DeleteThere are services like FOREVER, where you buy a terabyte of disc space and its guaranteed for a period of time. But then what? Right?
One of my brothers-in-law has a brother-in-law the call Chubs. No, I'm not calling anyone Chubs, let alone anyone I don't know. So when I asked my b-i-l his real name, he honestly couldn't tell me.
ReplyDeleteI have books and books of photos of my parents and their friends with similar shortened names. I have no idea what to do with these.
As for Find A Grave, I've uploaded just a few family sites. I found it more disturbing that when I went to do some of them, they'd already been created by a non family member. It felt weird.

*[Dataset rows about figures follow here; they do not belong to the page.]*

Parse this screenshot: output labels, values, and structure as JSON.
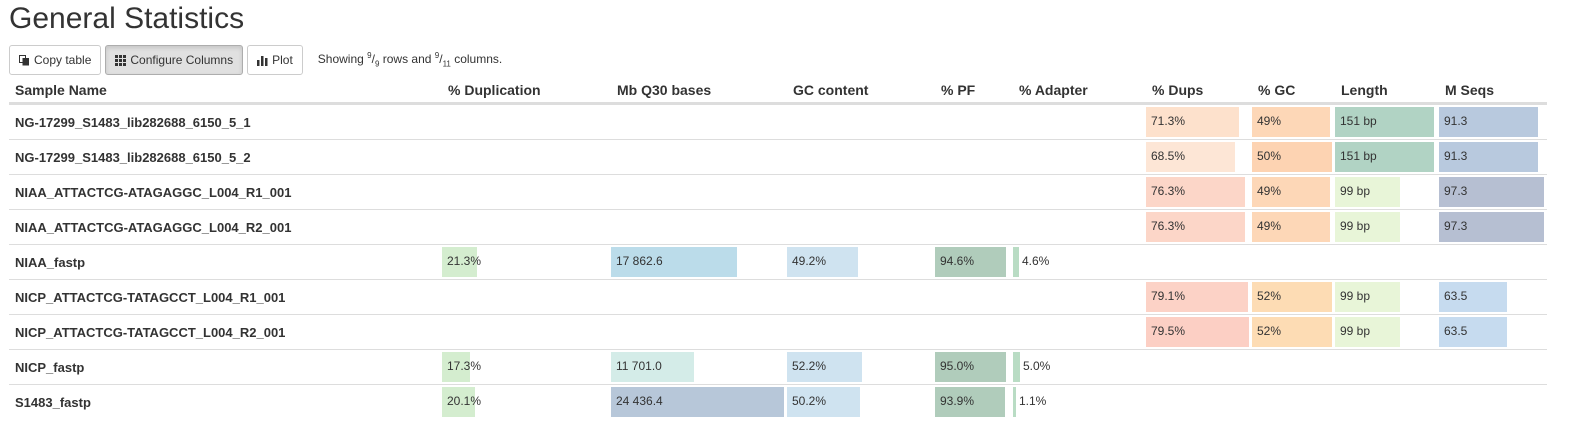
{
  "page": {
    "title": "General Statistics"
  },
  "toolbar": {
    "copy_label": "Copy table",
    "configure_label": "Configure Columns",
    "plot_label": "Plot",
    "showing_prefix": "Showing ",
    "rows_shown": "9",
    "rows_total": "9",
    "rows_word": " rows and ",
    "cols_shown": "9",
    "cols_total": "11",
    "cols_word": " columns."
  },
  "table": {
    "columns": [
      {
        "key": "name",
        "label": "Sample Name"
      },
      {
        "key": "dup",
        "label": "% Duplication",
        "color": "#d4edcf"
      },
      {
        "key": "q30",
        "label": "Mb Q30 bases"
      },
      {
        "key": "gc",
        "label": "GC content",
        "color": "#cfe3f0"
      },
      {
        "key": "pf",
        "label": "% PF",
        "color": "#b0ccbb"
      },
      {
        "key": "adapter",
        "label": "% Adapter",
        "color": "#b9dcc4"
      },
      {
        "key": "dups",
        "label": "% Dups"
      },
      {
        "key": "pgc",
        "label": "% GC"
      },
      {
        "key": "length",
        "label": "Length"
      },
      {
        "key": "mseqs",
        "label": "M Seqs"
      }
    ],
    "rows": [
      {
        "name": "NG-17299_S1483_lib282688_6150_5_1",
        "dups": {
          "text": "71.3%",
          "frac": 0.9,
          "color": "#fde1cc"
        },
        "pgc": {
          "text": "49%",
          "frac": 0.98,
          "color": "#fdd7b7"
        },
        "length": {
          "text": "151 bp",
          "frac": 0.98,
          "color": "#b1d3c4"
        },
        "mseqs": {
          "text": "91.3",
          "frac": 0.94,
          "color": "#b8c9de"
        }
      },
      {
        "name": "NG-17299_S1483_lib282688_6150_5_2",
        "dups": {
          "text": "68.5%",
          "frac": 0.86,
          "color": "#fde6d6"
        },
        "pgc": {
          "text": "50%",
          "frac": 1.0,
          "color": "#fdd3b2"
        },
        "length": {
          "text": "151 bp",
          "frac": 0.98,
          "color": "#b1d3c4"
        },
        "mseqs": {
          "text": "91.3",
          "frac": 0.94,
          "color": "#b8c9de"
        }
      },
      {
        "name": "NIAA_ATTACTCG-ATAGAGGC_L004_R1_001",
        "dups": {
          "text": "76.3%",
          "frac": 0.96,
          "color": "#fcd6c8"
        },
        "pgc": {
          "text": "49%",
          "frac": 0.98,
          "color": "#fdd7b7"
        },
        "length": {
          "text": "99 bp",
          "frac": 0.64,
          "color": "#e8f5d8"
        },
        "mseqs": {
          "text": "97.3",
          "frac": 1.0,
          "color": "#b6bfd2"
        }
      },
      {
        "name": "NIAA_ATTACTCG-ATAGAGGC_L004_R2_001",
        "dups": {
          "text": "76.3%",
          "frac": 0.96,
          "color": "#fcd6c8"
        },
        "pgc": {
          "text": "49%",
          "frac": 0.98,
          "color": "#fdd7b7"
        },
        "length": {
          "text": "99 bp",
          "frac": 0.64,
          "color": "#e8f5d8"
        },
        "mseqs": {
          "text": "97.3",
          "frac": 1.0,
          "color": "#b6bfd2"
        }
      },
      {
        "name": "NIAA_fastp",
        "dup": {
          "text": "21.3%",
          "frac": 0.21,
          "color": "#d4edcf"
        },
        "q30": {
          "text": "17 862.6",
          "frac": 0.73,
          "color": "#bbdcea"
        },
        "gc": {
          "text": "49.2%",
          "frac": 0.49,
          "color": "#cfe3f0"
        },
        "pf": {
          "text": "94.6%",
          "frac": 0.946,
          "color": "#b0ccbb"
        },
        "adapter": {
          "text": "4.6%",
          "frac": 0.046,
          "color": "#b9dcc4"
        }
      },
      {
        "name": "NICP_ATTACTCG-TATAGCCT_L004_R1_001",
        "dups": {
          "text": "79.1%",
          "frac": 0.995,
          "color": "#fcd2c6"
        },
        "pgc": {
          "text": "52%",
          "frac": 1.0,
          "color": "#fddcb4"
        },
        "length": {
          "text": "99 bp",
          "frac": 0.64,
          "color": "#e8f5d8"
        },
        "mseqs": {
          "text": "63.5",
          "frac": 0.65,
          "color": "#c6dbef"
        }
      },
      {
        "name": "NICP_ATTACTCG-TATAGCCT_L004_R2_001",
        "dups": {
          "text": "79.5%",
          "frac": 1.0,
          "color": "#fccfc4"
        },
        "pgc": {
          "text": "52%",
          "frac": 1.0,
          "color": "#fddcb4"
        },
        "length": {
          "text": "99 bp",
          "frac": 0.64,
          "color": "#e8f5d8"
        },
        "mseqs": {
          "text": "63.5",
          "frac": 0.65,
          "color": "#c6dbef"
        }
      },
      {
        "name": "NICP_fastp",
        "dup": {
          "text": "17.3%",
          "frac": 0.17,
          "color": "#d4edcf"
        },
        "q30": {
          "text": "11 701.0",
          "frac": 0.48,
          "color": "#d4ece8"
        },
        "gc": {
          "text": "52.2%",
          "frac": 0.52,
          "color": "#cfe3f0"
        },
        "pf": {
          "text": "95.0%",
          "frac": 0.95,
          "color": "#b0ccbb"
        },
        "adapter": {
          "text": "5.0%",
          "frac": 0.05,
          "color": "#b9dcc4"
        }
      },
      {
        "name": "S1483_fastp",
        "dup": {
          "text": "20.1%",
          "frac": 0.2,
          "color": "#d4edcf"
        },
        "q30": {
          "text": "24 436.4",
          "frac": 1.0,
          "color": "#b7c7d9"
        },
        "gc": {
          "text": "50.2%",
          "frac": 0.5,
          "color": "#cfe3f0"
        },
        "pf": {
          "text": "93.9%",
          "frac": 0.939,
          "color": "#b0ccbb"
        },
        "adapter": {
          "text": "1.1%",
          "frac": 0.011,
          "color": "#b9dcc4"
        }
      }
    ]
  }
}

The best advice is to scan them and the backs if there is anything identifying anyone. You never know when, or if you will come across someone or something that could help.
DeleteAnd set that weird feeling aside. Find A Grave isn't about ownership, its about recording. Although the site does let you claim and manage immediate family members memorials.
As a frequent Find A Grave user, I thank you for all the time and effort you put into this labour of love. I know how much work is involved, and it's a LOT. Future generations as well as those of us in the here-and-now will benefit from your diligence.
ReplyDeleteHappy New Year, Cookie!
Thank you dear friend. I hope that when and if my time comes that people will remember that I connected people to images and knowledge, and they will continue the chain. We're all connectors of a sort. I hope history will be kind.